Les types de configurations familiales

La sociologie des réseaux s’intéresse aussi aux familles recomposées, dont les logiques et les compositions sont également multiples. Notons d’ailleurs que le terme de « famille recomposée » pose problème, car il ne représente pas très bien cette multiplicité des situations familiales.

Neuf types de configurations familiales peuvent être dégagées : le type « famille restreinte » (nucléaire), « amicale » (basé sur les amitiés), « alliance » (où la parenté du conjoint domine), « frères » ou « sœurs » (prenant une importance décisive dans le réseau), « parenté », « verticale », « post-divorce » (typiquement les familles recomposées), ou encore « sans partenaire » (faisant référence aux familles monoparentales).

De ces différents types, nous retenons encore une fois la diversité des relations familiales, toutefois associée à une certaine constance, puisque ces différentes configurations reviennent systématiquement dans l’analyse de réseaux.

Au sein de ces configurations familiales, deux types de capital social peuvent être mis en avant : le capital social « pont » et le capital social « chaîne ».

Le capital social « chaîne » constitue une forme de relation où le contrôle social est fort et collectif : les différents membres du réseau se consultent et se soutiennent mutuellement.

Le capital social « pont » situe l’enfant au centre du réseau. Cette situation peut être considérée comme bénéfique, puisque cela représente un environnement plus varié et ouvert que dans le cas du capital social « chaîne ». Toutefois, cette variété et cette ouverture peuvent être perçues comme des facteurs de fragilisation de l’individu (notamment de l’enfant), car les relations y sont individualisées, et manquent donc de coordination.

Configurations familiales et parcours de vie

Analyser les réseaux, et plus précisément les familles, sous l’angle du parcours de vie permet de capturer les différentes logiques que suivent les individus dans un groupe. En effet, la famille n’est pas une donnée fixe, mais elle réagit à un contexte avec des contraintes particulières. Par exemple, il est impossible de penser la famille, et de comprendre les parcours de vie, sans prendre en compte les trajectoires professionnelles.

L’analyse des parcours de vie et des configurations familiales sont particulièrement utiles dans l’étude des vulnérabilités.
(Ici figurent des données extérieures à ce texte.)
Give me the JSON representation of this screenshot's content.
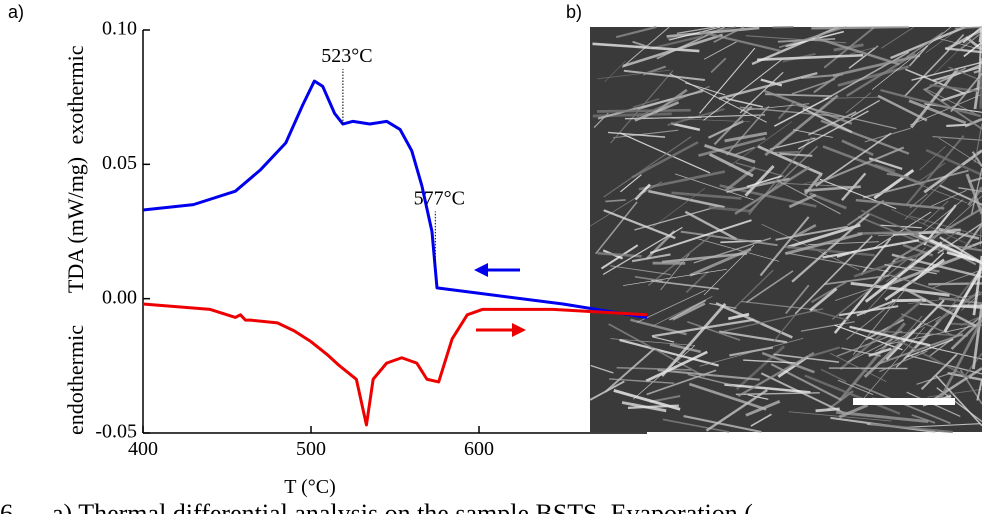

En effet, les configurations familiales représentent des capacités à maintenir des liens, à donner ou à recevoir du soutien émotionnel ou encore à gérer du stress, qui sont des dimensions de la vulnérabilité.

Discussion

Jean Blanchard soulève la question des familles en situation de précarité : quelles sont leurs réalités et comment leur situation diffère de celle des familles plus aisées ?

Selon le Professeur Widmer, les familles en situation de précarité importante ont soit une définition largement nucléaire de la famille, soit des définitions très mouvantes, signe d’un manque de stabilité dans leurs relations. Dans tous les cas, la notion de solidarité est une dimension essentielle dans le cadre des familles faisant face à des situations de vulnérabilité. Jean Blanchard relance en mentionnant le rôle de l’Etat dans l’aide aux familles vulnérables, qui influence largement la diversité de composition des familles.